Гораздо существеннее для данного момента был вопрос тактический: всё тот же вопрос об отношении партии к выборам в (Булыгинскую) Думу и о плане деятельности членов партии в самой Думе. На меня был возложен доклад и по этой части работы съезда. Но здесь препятствия оказались непреодолимыми. Мой доклад был готов, когда развернулись события, создававшие каждый день совершенно новое положение. На первую очередь стал в эти дни вопрос об отношении партии к всеобщей забастовке. За три дня до появления манифеста 17 октября ходили лишь темные слухи, что на верхах готовится что-то важное. Съезду приходилось дважды отложить доклад о тактике - в ожидании разъяснений, а мне пришлось два раза его переделать. В ожидании пришлось ограничиться самыми общими фразами. Но вот, в последний день, уже к концу затянувшегося съезда, в зал вбежал запыхавшийся сотрудник дружественной газеты. Он потрясал смятым корректурным листком, на котором непросохшей типографской краской был напечатан текст манифеста 17 октября.
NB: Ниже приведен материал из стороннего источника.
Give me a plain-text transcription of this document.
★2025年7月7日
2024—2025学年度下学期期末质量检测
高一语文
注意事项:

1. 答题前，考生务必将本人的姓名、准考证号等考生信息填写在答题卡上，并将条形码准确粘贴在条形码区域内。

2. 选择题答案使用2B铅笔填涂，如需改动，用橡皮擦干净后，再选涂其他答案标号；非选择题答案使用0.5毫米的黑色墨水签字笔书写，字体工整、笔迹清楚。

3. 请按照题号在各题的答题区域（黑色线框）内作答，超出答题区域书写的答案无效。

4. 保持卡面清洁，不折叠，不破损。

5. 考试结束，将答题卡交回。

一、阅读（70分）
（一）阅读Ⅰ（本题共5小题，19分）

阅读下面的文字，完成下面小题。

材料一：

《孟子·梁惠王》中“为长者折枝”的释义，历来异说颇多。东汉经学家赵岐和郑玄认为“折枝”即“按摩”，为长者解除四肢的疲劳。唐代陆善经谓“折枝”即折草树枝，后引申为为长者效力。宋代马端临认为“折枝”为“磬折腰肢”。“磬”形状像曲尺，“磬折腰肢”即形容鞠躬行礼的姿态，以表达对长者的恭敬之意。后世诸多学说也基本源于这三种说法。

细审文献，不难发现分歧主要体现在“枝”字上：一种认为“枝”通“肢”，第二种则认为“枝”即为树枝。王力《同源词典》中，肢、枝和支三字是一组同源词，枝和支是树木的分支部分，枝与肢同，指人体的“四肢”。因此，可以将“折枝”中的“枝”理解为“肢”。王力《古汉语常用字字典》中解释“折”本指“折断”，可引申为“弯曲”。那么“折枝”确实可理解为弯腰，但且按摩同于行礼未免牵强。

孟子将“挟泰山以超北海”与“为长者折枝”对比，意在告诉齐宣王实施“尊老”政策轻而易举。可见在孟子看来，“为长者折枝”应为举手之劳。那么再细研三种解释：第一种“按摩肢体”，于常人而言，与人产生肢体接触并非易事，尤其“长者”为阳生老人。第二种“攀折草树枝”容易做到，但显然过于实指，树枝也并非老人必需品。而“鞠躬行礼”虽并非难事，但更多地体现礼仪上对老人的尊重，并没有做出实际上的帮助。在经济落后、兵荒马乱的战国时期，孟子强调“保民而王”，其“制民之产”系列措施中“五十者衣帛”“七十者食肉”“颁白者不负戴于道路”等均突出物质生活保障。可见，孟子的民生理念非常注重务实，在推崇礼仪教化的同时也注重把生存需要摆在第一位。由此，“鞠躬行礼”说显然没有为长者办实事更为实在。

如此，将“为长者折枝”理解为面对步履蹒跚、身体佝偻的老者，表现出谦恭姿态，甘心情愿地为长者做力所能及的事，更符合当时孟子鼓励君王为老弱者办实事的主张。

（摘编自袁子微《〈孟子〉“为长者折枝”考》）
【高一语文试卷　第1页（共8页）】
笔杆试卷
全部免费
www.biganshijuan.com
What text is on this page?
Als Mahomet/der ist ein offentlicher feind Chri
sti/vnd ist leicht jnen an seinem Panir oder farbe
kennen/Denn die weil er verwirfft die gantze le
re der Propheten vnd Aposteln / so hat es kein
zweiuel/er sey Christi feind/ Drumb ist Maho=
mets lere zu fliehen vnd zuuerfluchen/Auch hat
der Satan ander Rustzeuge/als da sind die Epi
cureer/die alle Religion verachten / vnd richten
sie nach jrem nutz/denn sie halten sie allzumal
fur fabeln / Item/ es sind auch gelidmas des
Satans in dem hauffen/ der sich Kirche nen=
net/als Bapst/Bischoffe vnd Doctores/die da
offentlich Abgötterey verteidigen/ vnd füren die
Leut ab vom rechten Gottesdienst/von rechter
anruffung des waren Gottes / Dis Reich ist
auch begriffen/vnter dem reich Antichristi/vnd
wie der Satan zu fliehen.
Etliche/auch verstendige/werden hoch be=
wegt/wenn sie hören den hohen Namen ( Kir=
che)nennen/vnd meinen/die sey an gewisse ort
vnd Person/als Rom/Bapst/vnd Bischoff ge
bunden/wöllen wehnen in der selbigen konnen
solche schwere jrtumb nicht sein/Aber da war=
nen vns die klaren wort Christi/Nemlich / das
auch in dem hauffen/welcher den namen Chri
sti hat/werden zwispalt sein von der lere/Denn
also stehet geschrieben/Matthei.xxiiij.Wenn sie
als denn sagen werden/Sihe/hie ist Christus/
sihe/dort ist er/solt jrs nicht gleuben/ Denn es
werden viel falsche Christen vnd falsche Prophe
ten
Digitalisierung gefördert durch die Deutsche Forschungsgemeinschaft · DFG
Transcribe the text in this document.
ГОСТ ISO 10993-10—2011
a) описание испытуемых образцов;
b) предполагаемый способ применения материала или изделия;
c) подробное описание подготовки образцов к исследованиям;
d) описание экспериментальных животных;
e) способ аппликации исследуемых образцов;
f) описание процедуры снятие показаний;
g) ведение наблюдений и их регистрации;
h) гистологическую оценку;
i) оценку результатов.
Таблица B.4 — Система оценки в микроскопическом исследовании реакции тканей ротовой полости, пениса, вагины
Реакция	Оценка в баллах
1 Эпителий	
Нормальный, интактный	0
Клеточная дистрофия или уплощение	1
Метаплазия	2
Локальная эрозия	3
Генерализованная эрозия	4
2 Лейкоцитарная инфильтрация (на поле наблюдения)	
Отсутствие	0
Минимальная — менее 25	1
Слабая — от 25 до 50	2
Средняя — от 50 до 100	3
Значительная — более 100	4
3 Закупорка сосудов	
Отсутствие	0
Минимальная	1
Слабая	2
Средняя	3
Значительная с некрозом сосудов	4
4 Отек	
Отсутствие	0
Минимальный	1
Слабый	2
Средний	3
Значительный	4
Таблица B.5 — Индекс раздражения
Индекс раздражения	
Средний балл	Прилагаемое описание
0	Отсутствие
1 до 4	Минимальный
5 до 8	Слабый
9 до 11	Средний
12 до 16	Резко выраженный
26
Этой беспримерной сенсации не ожидал никто из нас, - никто к ней не готовился. Само бюро впервые ознакомилось с содержанием манифеста при его прочтении на съезде. При нашем общем настроении этот текст производил смутное и неудовлетворительное впечатление.
В нем, с одной стороны, слышались слишком привычные выражения о "смутах и волнениях..., преисполнивших сердце царево тяжкой скорбью" и вызывающих, во имя "великого обета царского служения", "принятие мер к скорейшему прекращению опасной смуты". С другой стороны, этими "мерами" оказывались обещания, "для успешнейшего умиротворения", "даровать незыблемые основы действительной неприкосновенности личности" и "гражданской свободы". А {310} главное, мы услышали заветные слова: "никакой закон без одобрения Думы", "действительное участие в надзоре" за властями и даже - привлечение к выборам в Думу классов населения, "совсем лишенных избирательных прав" и, наконец, - правда, в перспективе, "дальнейшее развитие общего избирательного права вновь установленным (то есть через Думу?) законодательным порядком"! Что это такое? Новая хитрость и оттяжка, или, в самом деле, серьезные намерения? Верить или не верить?..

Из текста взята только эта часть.